Acabo de viajar pela África do século XIX, através de uma narrativa intitulada “PANDORA EN EL CONGO”. Nela, o catalão Albert Sánchez Piñol aborda o absurdo das relações entre colonizadores e colonizados, pelo viés da farsa e da fantasia. Tal absurdo faz com que o personagem-narrador comece a perder a Fé, a virtude teologal com que se justificava a invasão dos mundos novos, o roubo, o tráfico de escravos, o genocídio: a Caridade já não fazia mais nenhum sentido. Como lhe restava ainda um pouquinho de Esperança, lá pelas tantas ele passa a invocar os fantasmas, as assombrações, as quimeras que povoavam seu imaginário na infância, cuja ameaça era fichinha perto das espadas, das armas de fogo e dos grilhões dos monstros humanos: a aparição de algum espectro do além lhe devolveria a certeza de que existe outro mundo, de que a imortalidade não era uma conversa fiada, de que haveria vida após a morte.
Pois é. Fecho o volume do “PANDORA”, me alongo com toda a concentração, aspiro e expiro, lenta e profundamente, à espera das bombas que informam nosso admirável mundo novo.
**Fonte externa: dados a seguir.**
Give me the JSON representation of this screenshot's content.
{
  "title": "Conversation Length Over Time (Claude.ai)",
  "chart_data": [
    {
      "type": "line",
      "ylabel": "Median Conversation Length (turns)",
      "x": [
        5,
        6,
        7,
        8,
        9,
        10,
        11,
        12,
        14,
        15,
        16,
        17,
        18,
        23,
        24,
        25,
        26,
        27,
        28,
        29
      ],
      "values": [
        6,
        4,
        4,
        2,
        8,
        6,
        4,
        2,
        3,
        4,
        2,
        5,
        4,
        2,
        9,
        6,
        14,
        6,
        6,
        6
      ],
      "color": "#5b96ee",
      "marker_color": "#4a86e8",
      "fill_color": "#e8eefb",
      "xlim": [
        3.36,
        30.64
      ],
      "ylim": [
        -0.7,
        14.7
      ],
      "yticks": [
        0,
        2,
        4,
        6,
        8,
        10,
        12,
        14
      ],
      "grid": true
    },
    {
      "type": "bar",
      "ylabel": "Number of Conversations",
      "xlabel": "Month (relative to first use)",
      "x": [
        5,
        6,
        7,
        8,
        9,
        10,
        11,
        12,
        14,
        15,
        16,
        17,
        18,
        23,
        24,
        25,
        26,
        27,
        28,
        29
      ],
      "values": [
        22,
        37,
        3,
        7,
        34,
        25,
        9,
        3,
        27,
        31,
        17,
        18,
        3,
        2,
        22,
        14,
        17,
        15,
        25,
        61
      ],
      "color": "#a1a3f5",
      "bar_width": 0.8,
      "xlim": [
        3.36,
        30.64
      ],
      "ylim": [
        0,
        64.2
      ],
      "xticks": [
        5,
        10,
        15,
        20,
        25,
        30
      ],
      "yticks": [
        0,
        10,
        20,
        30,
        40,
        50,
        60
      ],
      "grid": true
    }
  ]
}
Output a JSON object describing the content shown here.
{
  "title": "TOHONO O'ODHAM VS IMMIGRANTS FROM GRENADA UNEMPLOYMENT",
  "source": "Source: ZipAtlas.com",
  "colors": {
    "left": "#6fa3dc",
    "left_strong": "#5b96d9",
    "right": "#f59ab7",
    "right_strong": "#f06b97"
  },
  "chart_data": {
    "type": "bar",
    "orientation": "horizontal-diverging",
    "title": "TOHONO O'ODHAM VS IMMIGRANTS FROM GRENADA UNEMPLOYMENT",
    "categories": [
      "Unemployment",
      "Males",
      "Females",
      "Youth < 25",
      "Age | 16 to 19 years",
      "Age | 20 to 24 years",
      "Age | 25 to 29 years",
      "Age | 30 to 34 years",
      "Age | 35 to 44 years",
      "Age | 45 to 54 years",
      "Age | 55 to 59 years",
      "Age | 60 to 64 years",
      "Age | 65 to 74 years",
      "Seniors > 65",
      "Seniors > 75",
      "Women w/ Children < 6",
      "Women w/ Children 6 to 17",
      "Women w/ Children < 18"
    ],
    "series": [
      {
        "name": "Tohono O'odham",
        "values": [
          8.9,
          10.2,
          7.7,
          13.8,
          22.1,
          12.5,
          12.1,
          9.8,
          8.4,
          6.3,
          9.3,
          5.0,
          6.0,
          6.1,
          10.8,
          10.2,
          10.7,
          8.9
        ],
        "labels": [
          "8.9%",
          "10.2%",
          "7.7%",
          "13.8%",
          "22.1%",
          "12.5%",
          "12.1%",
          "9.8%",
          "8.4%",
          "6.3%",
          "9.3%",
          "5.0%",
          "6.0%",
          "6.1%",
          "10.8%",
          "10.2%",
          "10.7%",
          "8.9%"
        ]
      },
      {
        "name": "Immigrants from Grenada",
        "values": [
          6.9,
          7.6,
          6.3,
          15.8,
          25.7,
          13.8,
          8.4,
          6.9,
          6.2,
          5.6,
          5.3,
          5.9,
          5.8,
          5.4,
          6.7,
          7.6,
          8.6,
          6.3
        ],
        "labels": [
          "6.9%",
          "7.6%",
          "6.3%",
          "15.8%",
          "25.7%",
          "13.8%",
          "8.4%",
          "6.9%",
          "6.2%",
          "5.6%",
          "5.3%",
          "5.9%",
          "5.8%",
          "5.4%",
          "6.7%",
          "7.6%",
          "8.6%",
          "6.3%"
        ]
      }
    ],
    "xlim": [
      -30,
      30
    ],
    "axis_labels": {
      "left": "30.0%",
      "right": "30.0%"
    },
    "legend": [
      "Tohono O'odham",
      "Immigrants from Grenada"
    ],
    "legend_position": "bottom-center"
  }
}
Ali, o plutocrata Donald Trump se elege prometendo dar uma banana para o planeta e para o Acordo de Paris, em que os países da ONU se comprometem em reduzir a emissão dos gases causadores do efeito estufa, além de prometer guerra total ao imigrantes e dificultar o acesso de turistas aos Estados Unidos.
Lá, o exército de Israel começa a bombardear o Líbano, depois de destruir Gaza, matando milhares de civis, com a bênção dos Estados Unidos.
Aqui, a Câmara dos Deputados veta a taxação de grandes fortunas, a cobrança de imposto sobre o capital especulativo, no mesmo momento em que o Mercado chantageia o governo para que faça cortes nos gastos com saúde, educação e programas sociais. Sem falar no homem bomba às portas do Supremo, em gesto inspirado pela minuta de golpe cuja revelação agora explode junto com o terrorista tardio.
Respiração. Alongamento. Como o personagem de PANDORA, preciso soprar a brasa da Esperança, não deixar cair a peteca da Fé. Para tanto, quem sabe eu deva buscar inspiração em filmes como INVOCAÇÃO DO MAL? Talvez devesse reler Poe, Bram Stoker, Lovecraft. Ou serão os vampiros da série crepuscular de Stephenie Meyer que me trarão a consoladora promessa de um mundo assombrado por uma fantasmagoria mais light?